Chimamanda Ngozi Adichie's Writing Style
We ate the pizza sitting at a small round table in what he called a “food court.” A sea of people sitting around circular tables, hunched over paper plates of greasy food. Uncle Ike would be horrified at the thought of eating here; he was a titled man and did not even eat at weddings unless he was served in a private room. There was something humiliatingly public, something lacking in dignity, about this place, this open space of too many tables and too much food. (p. 176)
Adichie is also very skilled at writing simple but compelling story beginnings that entice readers to keep reading.

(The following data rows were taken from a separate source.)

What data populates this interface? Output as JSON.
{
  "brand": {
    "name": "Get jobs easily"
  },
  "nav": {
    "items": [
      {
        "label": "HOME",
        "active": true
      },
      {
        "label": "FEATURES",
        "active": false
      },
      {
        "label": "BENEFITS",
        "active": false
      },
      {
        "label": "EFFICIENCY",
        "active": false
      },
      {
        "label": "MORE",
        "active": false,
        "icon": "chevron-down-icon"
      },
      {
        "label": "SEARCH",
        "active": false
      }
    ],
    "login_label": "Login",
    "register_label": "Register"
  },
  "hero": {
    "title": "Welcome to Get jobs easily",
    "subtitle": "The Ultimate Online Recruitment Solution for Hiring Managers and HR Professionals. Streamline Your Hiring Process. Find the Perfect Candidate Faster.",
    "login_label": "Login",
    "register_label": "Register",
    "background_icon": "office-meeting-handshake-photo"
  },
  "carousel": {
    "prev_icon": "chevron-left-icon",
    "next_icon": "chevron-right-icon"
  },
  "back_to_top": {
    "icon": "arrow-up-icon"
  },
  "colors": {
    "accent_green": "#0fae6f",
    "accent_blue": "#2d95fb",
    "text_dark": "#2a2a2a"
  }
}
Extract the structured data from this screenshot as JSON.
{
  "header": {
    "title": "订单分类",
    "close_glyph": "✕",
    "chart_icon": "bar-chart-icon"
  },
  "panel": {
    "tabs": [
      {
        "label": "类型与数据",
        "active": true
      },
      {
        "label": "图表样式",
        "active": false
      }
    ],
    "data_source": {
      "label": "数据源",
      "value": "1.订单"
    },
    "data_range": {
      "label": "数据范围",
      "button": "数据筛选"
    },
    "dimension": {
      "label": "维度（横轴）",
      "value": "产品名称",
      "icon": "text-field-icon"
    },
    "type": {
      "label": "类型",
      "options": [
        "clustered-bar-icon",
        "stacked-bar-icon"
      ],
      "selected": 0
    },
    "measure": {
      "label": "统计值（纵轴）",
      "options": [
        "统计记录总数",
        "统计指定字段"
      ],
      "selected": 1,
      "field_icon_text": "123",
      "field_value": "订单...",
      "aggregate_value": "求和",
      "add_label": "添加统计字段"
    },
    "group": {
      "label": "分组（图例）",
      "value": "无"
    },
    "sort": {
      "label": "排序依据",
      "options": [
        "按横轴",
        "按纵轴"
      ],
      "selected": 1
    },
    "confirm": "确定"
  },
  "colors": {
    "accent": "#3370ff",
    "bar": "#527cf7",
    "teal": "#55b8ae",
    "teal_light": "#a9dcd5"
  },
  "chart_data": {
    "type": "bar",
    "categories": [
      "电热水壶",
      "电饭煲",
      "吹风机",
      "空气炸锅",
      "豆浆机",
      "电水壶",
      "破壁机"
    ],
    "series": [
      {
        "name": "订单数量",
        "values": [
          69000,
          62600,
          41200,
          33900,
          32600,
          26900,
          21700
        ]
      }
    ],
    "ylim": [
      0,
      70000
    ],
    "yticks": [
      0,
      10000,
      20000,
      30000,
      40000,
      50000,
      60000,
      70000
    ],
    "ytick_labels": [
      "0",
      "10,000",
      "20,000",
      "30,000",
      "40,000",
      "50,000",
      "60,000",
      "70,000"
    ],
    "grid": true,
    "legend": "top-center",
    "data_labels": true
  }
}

In addition to the excellent opening of the title story, here are two others I especially liked:
Here is the opening paragraph of “Imitation”:
Nkem is staring the bulging, slanted eyes of the Benin mask on the living room mantel as she learns about her husband’s girlfriend. (p. 22)
And the first two sentences of “A Private Experience”:
Chika climbs in through the store window first and then holds the shutter as the woman climbs in after her. The store looks as if it was deserted long before the riots started…. (p. 43)
About Chimamanda Ngozi Adichie

It was not until Adichie was ten years old when she read Chinua Achebe’s Things Fall Apart that she began to realize that “‘people who looked like me could live in books.’ She has been writing about Africa ever since.” By the time she was 21 years old, Adichie had published a collection of poems and a play. She studied in both Nigeria and the United States, earning masters degrees in creative writing and African studies.
Her two novels, Purple Hibiscus (2003) and Half of a Yellow Sun (2006), are both set in Nigeria and won several awards. Her most recent novel, Americanah, (2013), which explores issues or race, identify, and love in post 9/11 Nigeria and the United States, has also won awards. The Thing Around Your Neck is her first collection of short stories.